Strawberries And Cream
Ingredients
- 1 pounds strawberries – rinsed, hulled, halved if large (~40 medium strawberries)
- 2 tablespoons granulated sugar
- 1 cups heavy cream

Instructions
1. Pat the strawberries dry, hull them, and halve any large berries.
2. Toss the strawberries with the granulated sugar in a bowl and let macerate until glossy and a light syrup forms, 15–30 minutes.
3. Pour the heavy cream into a cold mixing bowl and whisk until it thickens to a soft, pourable consistency that leaves brief ribbons, 1–3 minutes.
4. Spoon the macerated strawberries and their juices into bowls and drizzle the softly thickened cream over the top.
5. Serve immediately.
Strawberries and Cream is a simple, summery dessert that lets ripe fruit shine against the richness of dairy. The berries are lightly sugared to draw out their juices, creating a glossy syrup, then finished with cool, softly thickened cream. The result is fresh, fragrant, and balanced—sweet-tart berries supported by clean, velvety cream without heavy embellishment.

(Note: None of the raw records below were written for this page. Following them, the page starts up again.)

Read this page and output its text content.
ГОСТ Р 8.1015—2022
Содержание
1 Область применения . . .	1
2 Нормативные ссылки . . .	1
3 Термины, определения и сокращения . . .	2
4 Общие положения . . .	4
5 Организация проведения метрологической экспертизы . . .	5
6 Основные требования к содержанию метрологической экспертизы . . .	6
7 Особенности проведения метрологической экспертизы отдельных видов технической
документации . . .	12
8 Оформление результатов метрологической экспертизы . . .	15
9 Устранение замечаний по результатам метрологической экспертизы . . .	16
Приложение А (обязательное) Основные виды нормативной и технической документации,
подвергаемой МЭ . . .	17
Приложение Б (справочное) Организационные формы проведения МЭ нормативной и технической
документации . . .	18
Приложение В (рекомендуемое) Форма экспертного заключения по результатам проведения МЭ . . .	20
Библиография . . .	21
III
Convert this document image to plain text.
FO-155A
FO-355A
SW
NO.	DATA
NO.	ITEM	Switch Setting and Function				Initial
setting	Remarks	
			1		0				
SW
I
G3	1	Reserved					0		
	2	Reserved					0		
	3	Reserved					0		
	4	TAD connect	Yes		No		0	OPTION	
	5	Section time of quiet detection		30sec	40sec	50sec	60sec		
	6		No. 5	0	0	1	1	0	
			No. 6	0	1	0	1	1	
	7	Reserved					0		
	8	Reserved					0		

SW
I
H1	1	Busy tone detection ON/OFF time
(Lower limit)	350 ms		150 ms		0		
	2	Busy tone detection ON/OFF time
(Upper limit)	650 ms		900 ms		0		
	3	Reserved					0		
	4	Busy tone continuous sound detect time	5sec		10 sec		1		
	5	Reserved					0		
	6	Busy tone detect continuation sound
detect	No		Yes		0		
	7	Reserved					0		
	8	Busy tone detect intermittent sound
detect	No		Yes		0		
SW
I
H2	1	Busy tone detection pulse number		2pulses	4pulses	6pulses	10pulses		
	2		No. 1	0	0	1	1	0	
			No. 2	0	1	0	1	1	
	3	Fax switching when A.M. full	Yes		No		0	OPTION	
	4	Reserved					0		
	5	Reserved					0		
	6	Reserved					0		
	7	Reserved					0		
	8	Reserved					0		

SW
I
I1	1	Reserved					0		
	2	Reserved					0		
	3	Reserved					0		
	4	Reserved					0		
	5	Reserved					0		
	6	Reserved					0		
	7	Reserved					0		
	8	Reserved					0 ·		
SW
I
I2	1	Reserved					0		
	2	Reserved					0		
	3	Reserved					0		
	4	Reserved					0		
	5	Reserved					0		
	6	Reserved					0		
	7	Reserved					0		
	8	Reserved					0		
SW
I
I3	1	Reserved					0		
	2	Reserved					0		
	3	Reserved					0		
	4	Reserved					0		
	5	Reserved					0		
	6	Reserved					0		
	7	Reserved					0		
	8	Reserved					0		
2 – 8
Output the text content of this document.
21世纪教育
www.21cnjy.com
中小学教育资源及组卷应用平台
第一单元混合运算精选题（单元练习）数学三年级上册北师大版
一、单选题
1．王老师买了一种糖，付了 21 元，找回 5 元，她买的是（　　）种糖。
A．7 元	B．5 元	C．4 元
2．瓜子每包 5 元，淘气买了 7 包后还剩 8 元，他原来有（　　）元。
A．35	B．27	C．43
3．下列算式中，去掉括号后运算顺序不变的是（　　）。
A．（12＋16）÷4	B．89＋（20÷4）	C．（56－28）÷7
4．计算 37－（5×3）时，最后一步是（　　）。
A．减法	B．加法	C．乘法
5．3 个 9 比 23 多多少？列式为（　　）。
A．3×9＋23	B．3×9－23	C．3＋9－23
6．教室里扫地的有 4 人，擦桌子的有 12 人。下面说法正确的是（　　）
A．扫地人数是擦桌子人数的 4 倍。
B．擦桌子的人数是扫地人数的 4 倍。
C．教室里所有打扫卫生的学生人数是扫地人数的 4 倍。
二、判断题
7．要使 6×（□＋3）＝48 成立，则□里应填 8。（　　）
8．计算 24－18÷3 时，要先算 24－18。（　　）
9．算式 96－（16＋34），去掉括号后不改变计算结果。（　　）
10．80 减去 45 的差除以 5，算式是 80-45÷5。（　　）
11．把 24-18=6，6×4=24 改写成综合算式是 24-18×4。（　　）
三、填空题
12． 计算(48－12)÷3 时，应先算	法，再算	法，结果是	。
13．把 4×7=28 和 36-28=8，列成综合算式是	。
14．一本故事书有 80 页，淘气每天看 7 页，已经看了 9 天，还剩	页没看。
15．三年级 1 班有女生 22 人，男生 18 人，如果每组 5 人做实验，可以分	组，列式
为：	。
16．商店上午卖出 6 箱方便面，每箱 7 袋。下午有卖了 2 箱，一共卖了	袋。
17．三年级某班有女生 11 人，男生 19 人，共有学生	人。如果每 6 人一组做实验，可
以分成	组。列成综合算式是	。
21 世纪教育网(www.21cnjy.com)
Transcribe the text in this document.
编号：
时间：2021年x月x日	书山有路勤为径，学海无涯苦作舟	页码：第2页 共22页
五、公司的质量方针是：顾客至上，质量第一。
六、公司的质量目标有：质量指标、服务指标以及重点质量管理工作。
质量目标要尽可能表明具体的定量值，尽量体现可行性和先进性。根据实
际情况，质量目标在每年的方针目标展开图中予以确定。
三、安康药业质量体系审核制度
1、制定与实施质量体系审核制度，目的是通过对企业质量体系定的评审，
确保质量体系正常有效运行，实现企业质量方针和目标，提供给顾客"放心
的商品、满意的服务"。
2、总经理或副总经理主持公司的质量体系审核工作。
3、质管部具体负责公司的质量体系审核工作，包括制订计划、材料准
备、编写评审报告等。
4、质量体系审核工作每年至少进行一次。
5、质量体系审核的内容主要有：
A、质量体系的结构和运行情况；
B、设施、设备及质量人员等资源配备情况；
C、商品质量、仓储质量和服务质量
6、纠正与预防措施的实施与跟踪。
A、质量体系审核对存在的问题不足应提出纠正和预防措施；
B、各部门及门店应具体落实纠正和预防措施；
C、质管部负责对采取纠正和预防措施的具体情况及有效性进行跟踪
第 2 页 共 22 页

The pairing is strongly associated with Britain, where it is a symbol of early summer and a fixture at events like the Wimbledon Championships. Stories trace its popularity to Tudor England, where the combination of fresh fruit and dairy was fashionable at court. Over time, the dish persisted precisely because of its restraint: few ingredients, minimal technique, and reliance on peak-season strawberries.